Three million dollars worth arrived on another ship in Newark two months later
I think it's supposed to be $300,000,000.
There is a comma after the second set of zeros.
So what do we call the continuous printing on our gumt's presses, when there is nothing to stand behind it but a (less than) worthless IOU?
Our bank held a workshop on the "supernotes" for local business because they were being passed around.
They are almost imperceptible from the real thing.
We inspect 5% of containers, so one container with 300K is the spillage of running dozens of containers into the US. Most counterfeits are used overseas, it is so bad that most foreign merchants will not take a US 100 dollar bill, and these are the ones in proximity to Us FOBs and bases.
Only a state with its resources could produce something like that. That is basically an act of war for a state to engage in such a thing.
I think it would depend on the uses of it. If the attempt is to undermine the value of the currency then yeah 300k is small time, however if the attempt is to make a profit or to use it as real currency at face value then the perps probably would rather keep the production at a fairly unnoticeable level.
Counterfeiting another nation's currency is generally accepted to be an economic act of war, and that standard was established long ago.
I would suggest that if you want the precise citation of international or U.S. law, that as the saying goes,
"Google Is Your Friend"
(just don't download their toolbars and other spyware ;)
Iran was involved in this before the last round of changes to the $100 bill, and was largely responsible for that change.

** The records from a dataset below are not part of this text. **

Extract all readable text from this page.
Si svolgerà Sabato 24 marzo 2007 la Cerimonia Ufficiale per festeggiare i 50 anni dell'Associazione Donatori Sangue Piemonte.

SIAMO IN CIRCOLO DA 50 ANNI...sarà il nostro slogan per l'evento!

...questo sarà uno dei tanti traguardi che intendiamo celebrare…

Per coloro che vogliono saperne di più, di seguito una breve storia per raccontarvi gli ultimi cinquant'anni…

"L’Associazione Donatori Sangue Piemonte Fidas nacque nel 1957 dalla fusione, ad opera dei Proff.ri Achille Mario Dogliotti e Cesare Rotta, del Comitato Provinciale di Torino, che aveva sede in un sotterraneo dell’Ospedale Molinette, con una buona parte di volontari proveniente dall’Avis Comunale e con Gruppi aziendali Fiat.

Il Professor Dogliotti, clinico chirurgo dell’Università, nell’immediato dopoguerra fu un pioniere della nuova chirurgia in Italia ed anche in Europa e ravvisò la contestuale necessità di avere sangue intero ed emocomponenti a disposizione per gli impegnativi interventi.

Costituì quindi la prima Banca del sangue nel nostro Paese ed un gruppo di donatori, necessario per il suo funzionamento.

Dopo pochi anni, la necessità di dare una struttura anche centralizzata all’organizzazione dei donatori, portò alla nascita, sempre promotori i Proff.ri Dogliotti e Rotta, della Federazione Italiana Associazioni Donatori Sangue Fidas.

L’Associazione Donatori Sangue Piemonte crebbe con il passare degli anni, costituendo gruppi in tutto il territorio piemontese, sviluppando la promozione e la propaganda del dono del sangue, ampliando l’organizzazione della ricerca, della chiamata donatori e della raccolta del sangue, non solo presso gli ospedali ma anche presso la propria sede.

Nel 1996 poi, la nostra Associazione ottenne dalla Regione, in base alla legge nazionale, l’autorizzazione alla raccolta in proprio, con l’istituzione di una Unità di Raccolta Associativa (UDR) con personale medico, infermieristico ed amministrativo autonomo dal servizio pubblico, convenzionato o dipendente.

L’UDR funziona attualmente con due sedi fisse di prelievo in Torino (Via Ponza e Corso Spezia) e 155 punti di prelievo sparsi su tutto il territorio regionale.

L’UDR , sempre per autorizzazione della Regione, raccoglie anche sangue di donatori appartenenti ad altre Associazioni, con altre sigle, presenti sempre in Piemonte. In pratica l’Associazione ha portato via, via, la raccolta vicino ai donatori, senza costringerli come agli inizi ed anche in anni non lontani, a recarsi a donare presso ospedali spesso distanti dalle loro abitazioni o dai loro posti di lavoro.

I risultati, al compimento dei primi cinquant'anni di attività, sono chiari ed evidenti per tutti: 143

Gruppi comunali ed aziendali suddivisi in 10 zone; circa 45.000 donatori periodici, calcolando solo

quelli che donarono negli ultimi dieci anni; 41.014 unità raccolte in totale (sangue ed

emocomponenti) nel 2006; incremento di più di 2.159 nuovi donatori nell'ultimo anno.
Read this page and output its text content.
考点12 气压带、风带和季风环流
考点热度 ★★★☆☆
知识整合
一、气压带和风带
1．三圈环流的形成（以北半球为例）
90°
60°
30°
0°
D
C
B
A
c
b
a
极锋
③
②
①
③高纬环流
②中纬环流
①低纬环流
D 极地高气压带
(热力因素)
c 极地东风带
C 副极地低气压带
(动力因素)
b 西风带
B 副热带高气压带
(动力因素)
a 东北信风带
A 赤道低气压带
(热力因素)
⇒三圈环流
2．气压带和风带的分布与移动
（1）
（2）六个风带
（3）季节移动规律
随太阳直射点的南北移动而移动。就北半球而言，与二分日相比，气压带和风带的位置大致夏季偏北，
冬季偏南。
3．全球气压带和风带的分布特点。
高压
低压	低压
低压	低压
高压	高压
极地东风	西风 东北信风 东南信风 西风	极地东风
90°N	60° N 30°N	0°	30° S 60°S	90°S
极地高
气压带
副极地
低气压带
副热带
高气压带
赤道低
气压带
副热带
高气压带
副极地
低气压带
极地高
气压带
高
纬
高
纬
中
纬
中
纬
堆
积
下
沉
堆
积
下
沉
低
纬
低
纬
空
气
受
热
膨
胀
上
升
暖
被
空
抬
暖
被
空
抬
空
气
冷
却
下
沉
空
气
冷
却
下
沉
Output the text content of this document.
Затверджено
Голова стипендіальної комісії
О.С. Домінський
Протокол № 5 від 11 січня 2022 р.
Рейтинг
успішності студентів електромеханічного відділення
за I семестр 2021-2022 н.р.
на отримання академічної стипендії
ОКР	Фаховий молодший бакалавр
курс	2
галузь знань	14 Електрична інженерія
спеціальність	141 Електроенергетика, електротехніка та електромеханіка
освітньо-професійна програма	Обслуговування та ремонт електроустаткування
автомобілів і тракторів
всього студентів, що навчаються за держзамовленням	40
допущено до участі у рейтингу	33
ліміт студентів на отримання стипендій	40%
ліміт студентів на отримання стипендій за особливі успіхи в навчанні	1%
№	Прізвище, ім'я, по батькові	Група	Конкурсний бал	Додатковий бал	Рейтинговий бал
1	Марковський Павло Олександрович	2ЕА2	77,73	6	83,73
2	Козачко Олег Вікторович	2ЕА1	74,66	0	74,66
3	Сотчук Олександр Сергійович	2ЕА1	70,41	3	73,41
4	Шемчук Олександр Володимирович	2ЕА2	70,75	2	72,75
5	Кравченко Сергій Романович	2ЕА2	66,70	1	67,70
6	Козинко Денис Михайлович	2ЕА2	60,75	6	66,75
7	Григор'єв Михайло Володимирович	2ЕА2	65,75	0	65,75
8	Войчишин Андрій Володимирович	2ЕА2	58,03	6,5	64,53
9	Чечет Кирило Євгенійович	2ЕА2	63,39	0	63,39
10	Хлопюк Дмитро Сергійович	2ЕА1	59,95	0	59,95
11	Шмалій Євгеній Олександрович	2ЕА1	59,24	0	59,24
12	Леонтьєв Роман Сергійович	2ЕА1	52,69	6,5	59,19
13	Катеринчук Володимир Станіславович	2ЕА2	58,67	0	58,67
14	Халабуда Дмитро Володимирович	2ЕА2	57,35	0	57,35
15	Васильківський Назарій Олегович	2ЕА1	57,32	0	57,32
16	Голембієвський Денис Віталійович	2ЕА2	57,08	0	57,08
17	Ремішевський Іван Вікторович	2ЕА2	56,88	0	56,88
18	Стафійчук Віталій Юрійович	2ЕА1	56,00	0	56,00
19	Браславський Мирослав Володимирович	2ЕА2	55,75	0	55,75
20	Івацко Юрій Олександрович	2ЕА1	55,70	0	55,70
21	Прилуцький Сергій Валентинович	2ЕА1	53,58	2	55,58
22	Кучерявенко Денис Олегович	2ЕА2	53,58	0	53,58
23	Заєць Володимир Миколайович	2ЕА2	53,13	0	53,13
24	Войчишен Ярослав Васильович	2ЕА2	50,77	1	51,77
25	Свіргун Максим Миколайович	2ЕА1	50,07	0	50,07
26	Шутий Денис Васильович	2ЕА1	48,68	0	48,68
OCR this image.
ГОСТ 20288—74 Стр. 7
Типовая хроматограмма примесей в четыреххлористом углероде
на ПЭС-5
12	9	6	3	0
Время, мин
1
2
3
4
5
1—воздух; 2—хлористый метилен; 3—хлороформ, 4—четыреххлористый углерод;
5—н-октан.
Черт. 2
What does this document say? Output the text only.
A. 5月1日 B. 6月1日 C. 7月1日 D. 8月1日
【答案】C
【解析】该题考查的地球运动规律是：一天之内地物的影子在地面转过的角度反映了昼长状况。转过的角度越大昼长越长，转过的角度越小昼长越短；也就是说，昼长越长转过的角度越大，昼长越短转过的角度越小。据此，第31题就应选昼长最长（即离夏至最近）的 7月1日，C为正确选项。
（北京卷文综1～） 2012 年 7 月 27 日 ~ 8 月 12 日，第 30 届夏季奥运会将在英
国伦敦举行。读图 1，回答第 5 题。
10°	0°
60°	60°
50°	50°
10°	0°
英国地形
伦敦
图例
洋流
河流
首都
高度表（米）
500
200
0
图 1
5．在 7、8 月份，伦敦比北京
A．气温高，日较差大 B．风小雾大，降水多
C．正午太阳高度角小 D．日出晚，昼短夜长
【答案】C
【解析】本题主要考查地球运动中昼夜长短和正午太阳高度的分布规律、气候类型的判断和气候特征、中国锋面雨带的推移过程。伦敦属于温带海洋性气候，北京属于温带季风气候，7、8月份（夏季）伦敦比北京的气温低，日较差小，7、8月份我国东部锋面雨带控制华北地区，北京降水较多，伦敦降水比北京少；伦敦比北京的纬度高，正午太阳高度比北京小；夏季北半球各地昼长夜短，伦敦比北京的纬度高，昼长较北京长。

That ol' Axis of Evil keeps rearing it's ugly head!
Psst ... Lake Toplitz (and the British five-pound note).
Interesting. Thanks for posting.
OK. So why aren't we - with our far superior technology, dropping planeloads of counterfeit NK currency across the peninsula?
Seriously. Drive the NK economy even further into the ground.
Maybe it will prompt Kim to adopt the SK Won, then (frankly it would be worth it) Kim can be promised a fancy oceanfront Villa on the Sea of Japan with all the movies and babes he can handle - and the dismantling of that Marxist regime can begin.
It would beat the alternative.
Money is now a 'commodity' traded on the market.
It isn't a tradition 'IOU' as was given when you gave something to someone with a promise it would be paided in the future.
It is a 'good' that is traded in exchange for a product or service.
In and of itself, that is not a problem because it's easier to carry 'dollars' around then a truck load of chickens, or pigs or whatever you want to 'barter' with.
The problem comes when the Government decides it needs more 'bargaining power' and prints excess dollars which flood the market.
That drives the dollars value down, and in return, ends up hurting everyones bargaining power and reduces the value of their 'goods'.